BAŞKAN - Devam edin, lütfen...
ABDULLAH ÇETİN - Bakın, inanılmazlık ifadeleri...
DURMUS FİKRİ SAĞLAR (İçel) - Yaşar Bey,düşüncelerinizi sonra söylersiniz. Dinleyelim... Buyurun.
ABDULLAH ÇETİN - Efendim, eğer inanılmayacaksa hiç konuşmayayım.
YAŞAR TOPÇU (Sinop) - Gayet tabiî inanılmayacak. Bu şekilde konuşursanız inanmam. Arkadaşlar ne söylerse söylesin, siz buraya yönlendirmeye gönderilmişsiniz. Yok öyle şey...
DURMUŞ FİKRİ SAĞLAR (İçel) - O zaman siz dinlemeyin. Biz dinlemeye kararlıyız.
YAŞAR TOPÇU (Sinop) - Hayır, karar alsaydınız, ondan sonra dinleseydik. Bu kadar böyle ipsiz, sapsız, dipsiz şey olur mu? Birisi söylüyor, şey ediyor. Olmaz öyle şey; yani, bu Komisyon şey değil; biz, keriz değiliz burada.
SEMA PİŞKİNSÜT (Aydın) - Müsaade edereseniz, biz, dinleyelim...
ABDULLAH ÇETİN - Benim bu söylediklerimi kanıtlayacak deliller Azerbaycan'da mevcuttur.
YAŞAR TOPÇU (Sinop) - Oradan getirtiriz, Azerbaycan devletinden
SEMA PİŞKİNSÜT (Aydın) - Azerbaycan'dan iki otel adı söyler misiniz?
ABDULLAH ÇETİN - Tabiî, ben, bizim kaldığımız yeri söyleyeyim. Bu Devlet Başkanlığının orada, President Apart denilen yerde Devlet Konukevi vardı. Biz, bizzat orada kaldık.

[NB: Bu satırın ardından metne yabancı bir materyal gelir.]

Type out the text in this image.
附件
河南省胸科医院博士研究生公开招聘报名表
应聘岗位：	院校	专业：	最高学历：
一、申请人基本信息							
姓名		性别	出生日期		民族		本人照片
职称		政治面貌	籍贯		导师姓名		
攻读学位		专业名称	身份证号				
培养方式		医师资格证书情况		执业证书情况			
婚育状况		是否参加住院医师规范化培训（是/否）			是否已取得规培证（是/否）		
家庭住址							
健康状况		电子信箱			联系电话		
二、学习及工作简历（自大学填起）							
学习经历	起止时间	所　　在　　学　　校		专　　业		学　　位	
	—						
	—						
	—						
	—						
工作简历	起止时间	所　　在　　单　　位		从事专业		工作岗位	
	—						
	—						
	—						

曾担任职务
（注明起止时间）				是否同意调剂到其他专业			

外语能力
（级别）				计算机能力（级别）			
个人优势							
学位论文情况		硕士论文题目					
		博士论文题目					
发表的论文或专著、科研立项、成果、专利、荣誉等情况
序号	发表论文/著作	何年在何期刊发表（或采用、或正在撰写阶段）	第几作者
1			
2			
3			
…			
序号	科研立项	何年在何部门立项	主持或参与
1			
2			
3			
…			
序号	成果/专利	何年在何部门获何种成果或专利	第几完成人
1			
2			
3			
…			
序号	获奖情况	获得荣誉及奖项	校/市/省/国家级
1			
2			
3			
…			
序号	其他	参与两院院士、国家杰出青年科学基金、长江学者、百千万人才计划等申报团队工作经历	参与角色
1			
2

SEMA PİŞKİNSÜT (Aydın) - Diğeri?..
ABDULLAH ÇETİN - Efendim, bakın, bunu size şey olarak söylemiyorum. Ben, size 1993'te yapılan savunma sanayinin silahlarının sergilendiği yer vardır. Onu bile söyleyebilirim. 1992'nin, dediğim gibi, mayısında Azerbaycan'a ilhak ettik. 13 Mayısta halk ayaklanmasıyla beraber Nahçivan'dan Bakü'ye geçtik; tarih de tam 14 Mayıs 1992'dir. 1992'de, o tarihte korkulan, 1990'da olan Rus ayaklanmasında Muttalibov'un Rusya'dan destek isteyip, tekrar Rus askerlerinin Bakü'ye çıkacağı gibi bir inanç vardı. O tarihte, biz, onu engellemek için, bizzat President Apart denilen Başkanlık binası içinde bir terör tahkikat aldık. Şu anda, 1995'te, Omman karargâhı olan yer, bizim karargâhımız olarak bize verildi. Yaklaşık bu da 8 kilometrelik bir yerdir; yani, Bakü'ye 8 kilometrelik uzaklıkta olan bir karargâhtır Omman karargâhı; eskiden bizim karargâhımız olarak kullanılıyordu. Biz, 1993'ün, özellikle Ocak ayına kadar, bilhassa Ermenistan vesaire gibi yerlerde, cephede savaştık; ancak, ocak ayından sonra, 5'inden sonra, bizzat kampta, Gence bölgesinde istihdam edildik. Gence bölgesi Hanlar bölgesidir, Hanlar bölgesinin başkenti Gence olarak algılanır. Gence'deki kampta eğitmenlik görevi verildi; yani, benim uzmanlık alanım C-4'tür; plastik patlayıcı. Orada, bu konuda eğitim vermeye başladık. Bu, 1990 ocak ayının 5 ya da 6'sında başladı. Yalnız, burada söylemek istediğim şu var. Benim inanılmazlık şeyi olduğu için bazı şeyleri anlatmamaya...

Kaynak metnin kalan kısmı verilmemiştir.